Turning to the results of cognitive function testing, a composite measure of processing speed declined over time by 10% in the no-AF group, 12.7% with prevalent AF, and 13.9% with incident AF. All differences were statistically significant.

The rate of decline in executive function was 8% in the no-AF subjects, 10.2% with prevalent AF, and 11.8% with incident AF.

Similarly, scores on memory testing dropped by 9.3% in the no-AF group, 9.9% with prevalent AF, and 11.9% with incident AF.

The mechanism by which AF accelerates brain aging is unknown. Dr. Arnar strongly suspects it is multifactorial, with candidate processes including altered autonomic regulation of blood flow, microemboli causing brain atrophy, and most assuredly AF-induced diminution of cerebral blood flow.

He presented cerebral blood flow data obtained via phase contrast MRI on 2,125 study participants. Those with no history of AF averaged a total cerebral blood flow of 540 mL/min. Subjects with a history of AF who were in sinus rhythm at the time of the brain scan averaged 520 mL/min. And subjects in AF when they were scanned averaged less than 480 mL/min.

Dr. Arnar also presented preliminary results from an ongoing brain perfusion imaging study conducted in AF patients before and after direct current cardioversion. Among 17 patients who responded to cardioversion by going into sinus rhythm and staying there for at least 10 weeks until their follow-up MRI, total cerebral blood flow improved by a mean of 70 mL/min from a precardioversion figure of 557 mL/min. Both white and gray matter perfusion improved by a mean of 16%.

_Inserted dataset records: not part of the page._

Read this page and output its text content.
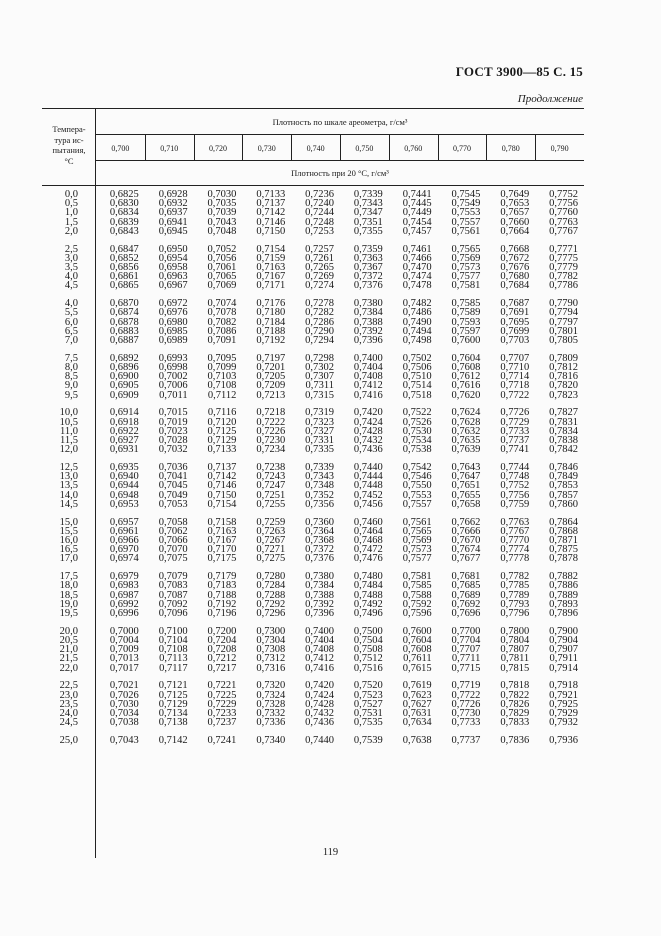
ГОСТ 3900—85 С. 15
Продолжение
Темпера-
тура ис-
пытания,
°C
Плотность по шкале ареометра, г/см³
Плотность при 20 °С, г/см³
0,700	0,710	0,720	0,730	0,740	0,750	0,760	0,770	0,780	0,790
0,0	0,6825	0,6928	0,7030	0,7133	0,7236	0,7339	0,7441	0,7545	0,7649	0,7752
0,5	0,6830	0,6932	0,7035	0,7137	0,7240	0,7343	0,7445	0,7549	0,7653	0,7756
1,0	0,6834	0,6937	0,7039	0,7142	0,7244	0,7347	0,7449	0,7553	0,7657	0,7760
1,5	0,6839	0,6941	0,7043	0,7146	0,7248	0,7351	0,7454	0,7557	0,7660	0,7763
2,0	0,6843	0,6945	0,7048	0,7150	0,7253	0,7355	0,7457	0,7561	0,7664	0,7767
2,5	0,6847	0,6950	0,7052	0,7154	0,7257	0,7359	0,7461	0,7565	0,7668	0,7771
3,0	0,6852	0,6954	0,7056	0,7159	0,7261	0,7363	0,7466	0,7569	0,7672	0,7775
3,5	0,6856	0,6958	0,7061	0,7163	0,7265	0,7367	0,7470	0,7573	0,7676	0,7779
4,0	0,6861	0,6963	0,7065	0,7167	0,7269	0,7372	0,7474	0,7577	0,7680	0,7782
4,5	0,6865	0,6967	0,7069	0,7171	0,7274	0,7376	0,7478	0,7581	0,7684	0,7786
4,0	0,6870	0,6972	0,7074	0,7176	0,7278	0,7380	0,7482	0,7585	0,7687	0,7790
5,5	0,6874	0,6976	0,7078	0,7180	0,7282	0,7384	0,7486	0,7589	0,7691	0,7794
6,0	0,6878	0,6980	0,7082	0,7184	0,7286	0,7388	0,7490	0,7593	0,7695	0,7797
6,5	0,6883	0,6985	0,7086	0,7188	0,7290	0,7392	0,7494	0,7597	0,7699	0,7801
7,0	0,6887	0,6989	0,7091	0,7192	0,7294	0,7396	0,7498	0,7600	0,7703	0,7805
7,5	0,6892	0,6993	0,7095	0,7197	0,7298	0,7400	0,7502	0,7604	0,7707	0,7809
8,0	0,6896	0,6998	0,7099	0,7201	0,7302	0,7404	0,7506	0,7608	0,7710	0,7812
8,5	0,6900	0,7002	0,7103	0,7205	0,7307	0,7408	0,7510	0,7612	0,7714	0,7816
9,0	0,6905	0,7006	0,7108	0,7209	0,7311	0,7412	0,7514	0,7616	0,7718	0,7820
9,5	0,6909	0,7011	0,7112	0,7213	0,7315	0,7416	0,7518	0,7620	0,7722	0,7823
10,0	0,6914	0,7015	0,7116	0,7218	0,7319	0,7420	0,7522	0,7624	0,7726	0,7827
10,5	0,6918	0,7019	0,7120	0,7222	0,7323	0,7424	0,7526	0,7628	0,7729	0,7831
11,0	0,6922	0,7023	0,7125	0,7226	0,7327	0,7428	0,7530	0,7632	0,7733	0,7834
11,5	0,6927	0,7028	0,7129	0,7230	0,7331	0,7432	0,7534	0,7635	0,7737	0,7838
12,0	0,6931	0,7032	0,7133	0,7234	0,7335	0,7436	0,7538	0,7639	0,7741	0,7842
12,5	0,6935	0,7036	0,7137	0,7238	0,7339	0,7440	0,7542	0,7643	0,7744	0,7846
13,0	0,6940	0,7041	0,7142	0,7243	0,7343	0,7444	0,7546	0,7647	0,7748	0,7849
13,5	0,6944	0,7045	0,7146	0,7247	0,7348	0,7448	0,7550	0,7651	0,7752	0,7853
14,0	0,6948	0,7049	0,7150	0,7251	0,7352	0,7452	0,7553	0,7655	0,7756	0,7857
14,5	0,6953	0,7053	0,7154	0,7255	0,7356	0,7456	0,7557	0,7658	0,7759	0,7860
15,0	0,6957	0,7058	0,7158	0,7259	0,7360	0,7460	0,7561	0,7662	0,7763	0,7864
15,5	0,6961	0,7062	0,7163	0,7263	0,7364	0,7464	0,7565	0,7666	0,7767	0,7868
16,0	0,6966	0,7066	0,7167	0,7267	0,7368	0,7468	0,7569	0,7670	0,7770	0,7871
16,5	0,6970	0,7070	0,7170	0,7271	0,7372	0,7472	0,7573	0,7674	0,7774	0,7875
17,0	0,6974	0,7075	0,7175	0,7275	0,7376	0,7476	0,7577	0,7677	0,7778	0,7878
17,5	0,6979	0,7079	0,7179	0,7280	0,7380	0,7480	0,7581	0,7681	0,7782	0,7882
18,0	0,6983	0,7083	0,7183	0,7284	0,7384	0,7484	0,7585	0,7685	0,7785	0,7886
18,5	0,6987	0,7087	0,7188	0,7288	0,7388	0,7488	0,7588	0,7689	0,7789	0,7889
19,0	0,6992	0,7092	0,7192	0,7292	0,7392	0,7492	0,7592	0,7692	0,7793	0,7893
19,5	0,6996	0,7096	0,7196	0,7296	0,7396	0,7496	0,7596	0,7696	0,7796	0,7896
20,0	0,7000	0,7100	0,7200	0,7300	0,7400	0,7500	0,7600	0,7700	0,7800	0,7900
20,5	0,7004	0,7104	0,7204	0,7304	0,7404	0,7504	0,7604	0,7704	0,7804	0,7904
21,0	0,7009	0,7108	0,7208	0,7308	0,7408	0,7508	0,7608	0,7707	0,7807	0,7907
21,5	0,7013	0,7113	0,7212	0,7312	0,7412	0,7512	0,7611	0,7711	0,7811	0,7911
22,0	0,7017	0,7117	0,7217	0,7316	0,7416	0,7516	0,7615	0,7715	0,7815	0,7914
22,5	0,7021	0,7121	0,7221	0,7320	0,7420	0,7520	0,7619	0,7719	0,7818	0,7918
23,0	0,7026	0,7125	0,7225	0,7324	0,7424	0,7523	0,7623	0,7722	0,7822	0,7921
23,5	0,7030	0,7129	0,7229	0,7328	0,7428	0,7527	0,7627	0,7726	0,7826	0,7925
24,0	0,7034	0,7134	0,7233	0,7332	0,7432	0,7531	0,7631	0,7730	0,7829	0,7929
24,5	0,7038	0,7138	0,7237	0,7336	0,7436	0,7535	0,7634	0,7733	0,7833	0,7932
25,0	0,7043	0,7142	0,7241	0,7340	0,7440	0,7539	0,7638	0,7737	0,7836	0,7936
119
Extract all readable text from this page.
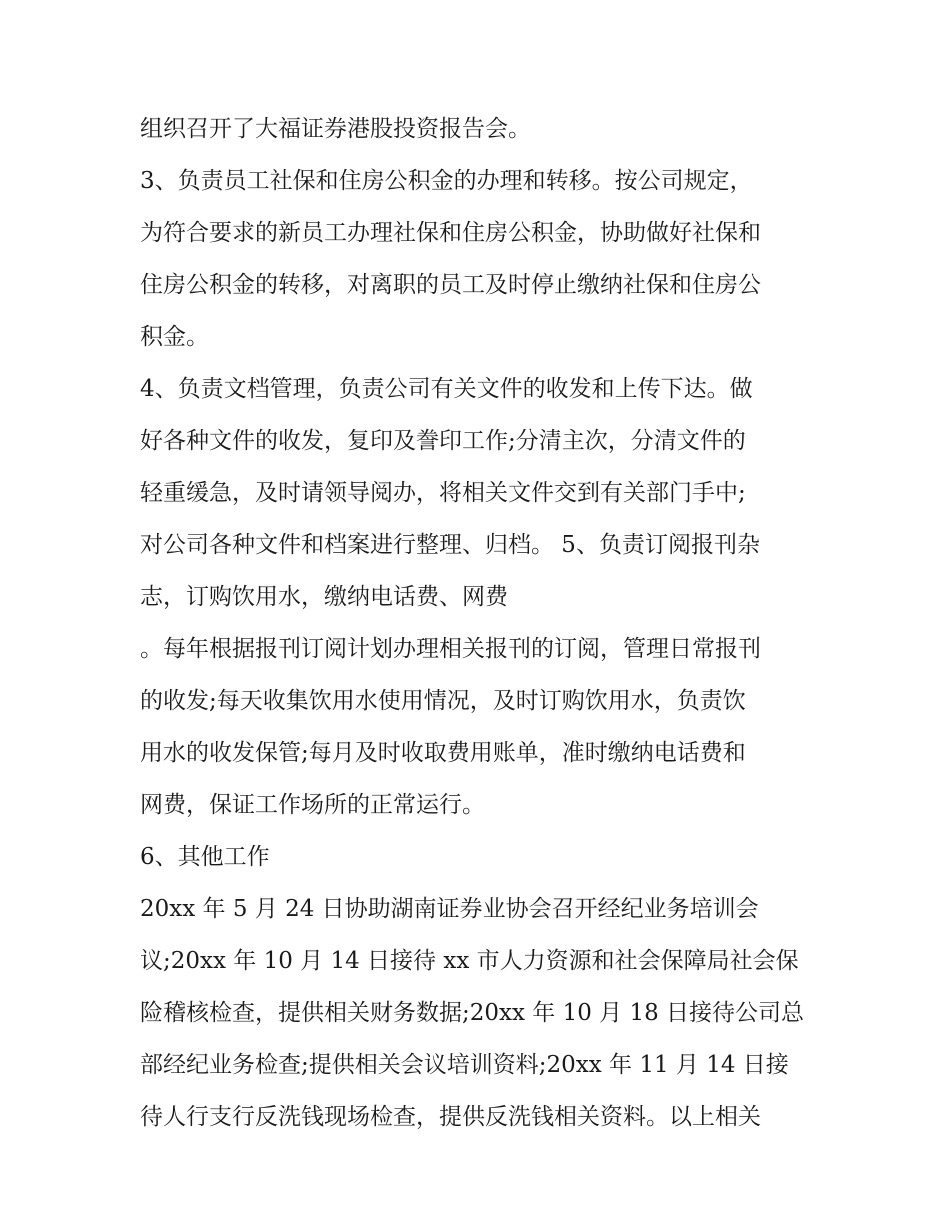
组织召开了大福证券港股投资报告会。
3、负责员工社保和住房公积金的办理和转移。按公司规定，
为符合要求的新员工办理社保和住房公积金，协助做好社保和
住房公积金的转移，对离职的员工及时停止缴纳社保和住房公
积金。
4、负责文档管理，负责公司有关文件的收发和上传下达。做
好各种文件的收发，复印及誊印工作;分清主次，分清文件的
轻重缓急，及时请领导阅办，将相关文件交到有关部门手中;
对公司各种文件和档案进行整理、归档。 5、负责订阅报刊杂
志，订购饮用水，缴纳电话费、网费
。每年根据报刊订阅计划办理相关报刊的订阅，管理日常报刊
的收发;每天收集饮用水使用情况，及时订购饮用水，负责饮
用水的收发保管;每月及时收取费用账单，准时缴纳电话费和
网费，保证工作场所的正常运行。
6、其他工作
20xx 年 5 月 24 日协助湖南证券业协会召开经纪业务培训会
议;20xx 年 10 月 14 日接待 xx 市人力资源和社会保障局社会保
险稽核检查，提供相关财务数据;20xx 年 10 月 18 日接待公司总
部经纪业务检查;提供相关会议培训资料;20xx 年 11 月 14 日接
待人行支行反洗钱现场检查，提供反洗钱相关资料。以上相关
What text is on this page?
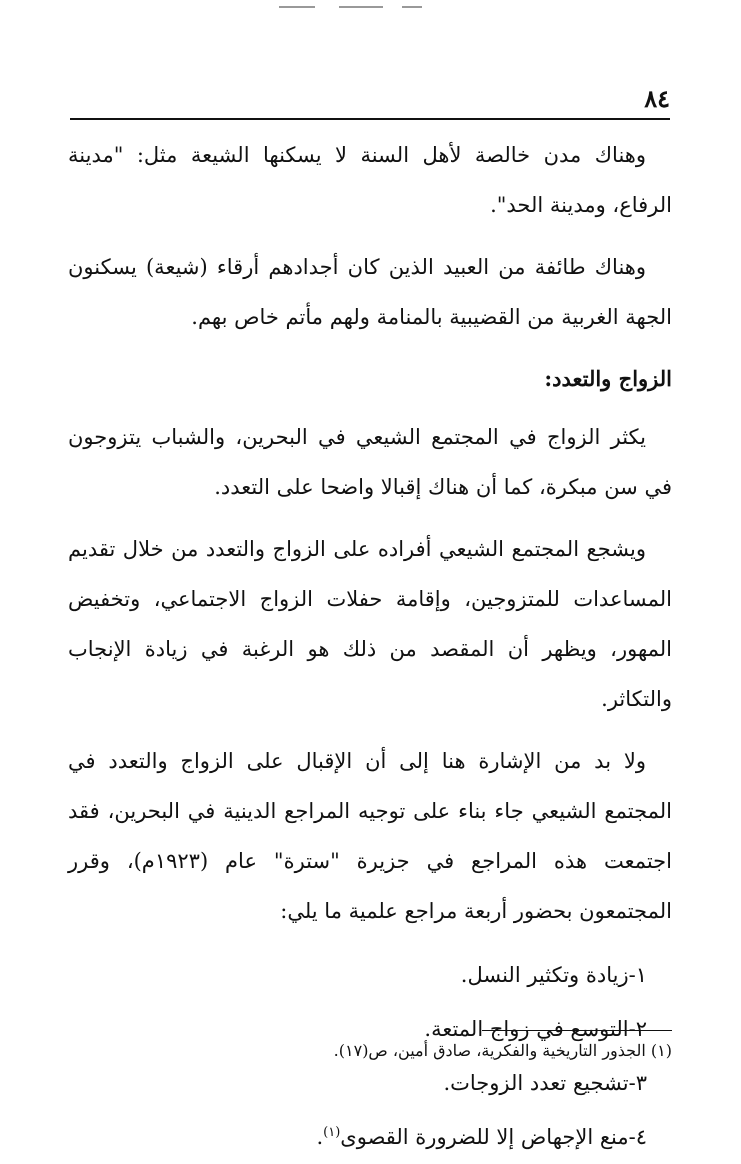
٨٤

وهناك مدن خالصة لأهل السنة لا يسكنها الشيعة مثل: "مدينة الرفاع، ومدينة الحد".

وهناك طائفة من العبيد الذين كان أجدادهم أرقاء (شيعة) يسكنون الجهة الغربية من القضيبية بالمنامة ولهم مأتم خاص بهم.

الزواج والتعدد:

يكثر الزواج في المجتمع الشيعي في البحرين، والشباب يتزوجون في سن مبكرة، كما أن هناك إقبالا واضحا على التعدد.

ويشجع المجتمع الشيعي أفراده على الزواج والتعدد من خلال تقديم المساعدات للمتزوجين، وإقامة حفلات الزواج الاجتماعي، وتخفيض المهور، ويظهر أن المقصد من ذلك هو الرغبة في زيادة الإنجاب والتكاثر.

ولا بد من الإشارة هنا إلى أن الإقبال على الزواج والتعدد في المجتمع الشيعي جاء بناء على توجيه المراجع الدينية في البحرين، فقد اجتمعت هذه المراجع في جزيرة "سترة" عام (١٩٢٣م)، وقرر المجتمعون بحضور أربعة مراجع علمية ما يلي:

١-زيادة وتكثير النسل.
٢-التوسع في زواج المتعة.
٣-تشجيع تعدد الزوجات.
٤-منع الإجهاض إلا للضرورة القصوى$^{(١)}$.
(١) الجذور التاريخية والفكرية، صادق أمين، ص(١٧).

In contrast, the 10 patients who remained in AF despite the cardioversion attempt showed no improvement in any of these three endpoints over the 10 weeks.

Audience members wondered whether being on warfarin or beta blocker therapy affected the rate of brain volume loss or cognitive function. Not in the cross-sectional study published in Stroke, Dr. Arnar replied. However, those analyses have yet to be conducted in the new longitudinal study.

The AGES-Reykjavik Study is funded by the U.S. National Institutes of Health, Icelandic Heart Association, and the Icelandic Parliament. Dr. Arnar reported having no financial conflicts.